In un’epoca in cui il riscaldamento globale rappresenta una delle sfide più pressanti per l’umanità, la scienza esplora soluzioni sempre più audaci. Una di queste è stata proposta dall’Eth di Zurigo in uno studio pubblicato su Geophysical Research Letters, in cui si suggerisce che l’iniezione di 5 milioni di tonnellate di polvere di diamante nella stratosfera ogni anno potrebbe ridurre la temperatura terrestre di 1,6°C, abbastanza per mitigare gli effetti più gravi del cambiamento climatico.
La polvere di diamanti
L’idea si basa su un concetto di geoingegneria noto come iniezione di aerosol stratosferico, un processo che cerca di replicare gli effetti naturali delle eruzioni vulcaniche. Infatti, nella storia, i vulcani hanno emesso milioni di tonnellate di anidride solforosa nella stratosfera. Qui, il gas si combina con il vapore acqueo e altre sostanze per formare aerosol di solfato, particelle che riflettono la luce solare nello spazio, contribuendo a un raffreddamento temporaneo del pianeta. Un esempio significativo è l’eruzione del Monte Pinatubo nel 1991, che ha abbassato la temperatura globale di 0,5°C per diversi anni.
Tuttavia, mentre la soluzione con i diamanti appare affascinante, i costi associati sono astronomici. Gli esperti stimano che l’implementazione di questa tecnologia per il resto del secolo potrebbe richiedere circa 200 trilioni di dollari, una cifra ben superiore rispetto alle più tradizionali proposte di utilizzo di particelle di zolfo. Ma l’uso dello zolfo non è privo di rischi: gli aerosol di solfato includono minuscole goccioline di acido solforico, uno dei principali responsabili della pioggia acida. Inoltre, tali aerosol possono anche contribuire all’impoverimento dello strato di ozono e causare fenomeni di riscaldamento stratosferico che altererebbero i modelli climatici e meteorologici.
Un modello climatico tridimensionale
Per esplorare l’efficacia della polvere di diamante, i ricercatori hanno sviluppato un modello climatico tridimensionale che tiene conto della chimica degli aerosol e di come questi vengono trasportati nell’atmosfera. Hanno analizzato anche due proprietà microfisiche meno studiate: la sedimentazione (ovvero il modo in cui le particelle si depositano nell’atmosfera nel tempo) e la coagulazione (il processo con cui si aggregano).

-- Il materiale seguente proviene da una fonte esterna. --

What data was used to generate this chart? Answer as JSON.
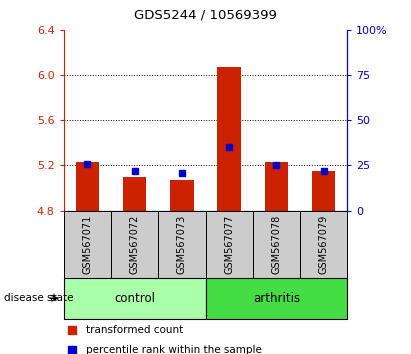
{
  "title": "GDS5244 / 10569399",
  "samples": [
    "GSM567071",
    "GSM567072",
    "GSM567073",
    "GSM567077",
    "GSM567078",
    "GSM567079"
  ],
  "bar_bottom": 4.8,
  "bar_tops": [
    5.23,
    5.1,
    5.07,
    6.07,
    5.23,
    5.15
  ],
  "percentile_ranks": [
    26,
    22,
    21,
    35,
    25,
    22
  ],
  "ylim_left": [
    4.8,
    6.4
  ],
  "ylim_right": [
    0,
    100
  ],
  "yticks_left": [
    4.8,
    5.2,
    5.6,
    6.0,
    6.4
  ],
  "yticks_right": [
    0,
    25,
    50,
    75,
    100
  ],
  "ytick_labels_right": [
    "0",
    "25",
    "50",
    "75",
    "100%"
  ],
  "bar_color": "#cc2200",
  "square_color": "#0000cc",
  "grid_color": "#000000",
  "control_label": "control",
  "arthritis_label": "arthritis",
  "control_color": "#aaffaa",
  "arthritis_color": "#44dd44",
  "disease_state_label": "disease state",
  "legend_items": [
    "transformed count",
    "percentile rank within the sample"
  ],
  "left_axis_color": "#cc2200",
  "right_axis_color": "#0000cc",
  "bar_width": 0.5,
  "sample_box_color": "#cccccc",
  "title_fontsize": 9.5,
  "tick_fontsize": 8,
  "sample_fontsize": 7,
  "legend_fontsize": 7.5,
  "disease_fontsize": 8.5
}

Nel loro studio, hanno testato sette composti diversi, tra cui anidride solforosa, particelle di diamante, alluminio e calcite, osservando gli effetti di ogni particella per un periodo di 45 anni. I risultati hanno mostrato che le particelle di diamante erano particolarmente efficaci nel riflettere le radiazioni solari, oltre a rimanere sospese più a lungo nell’atmosfera senza formare grumi. Inoltre, il diamante è considerato chimicamente inerte, il che significa che non provocherebbe la formazione di pioggia acida come invece accadrebbe con lo zolfo.
Per ottenere il raffreddamento previsto di 1,6°C, sarebbe necessario iniettare 5 milioni di tonnellate di polvere di diamante nella stratosfera ogni anno. Tuttavia, una quantità così elevata richiederebbe un drastico aumento della produzione di diamanti sintetici, poiché solo un numero considerevole di aerei ad alta quota potrebbe distribuire le particelle nella stratosfera.
L’idea, sebbene affascinante, solleva molte domande pratiche ed economiche, e resta da vedere se questa tecnologia potrà davvero essere considerata una soluzione fattibile per contrastare il cambiamento climatico.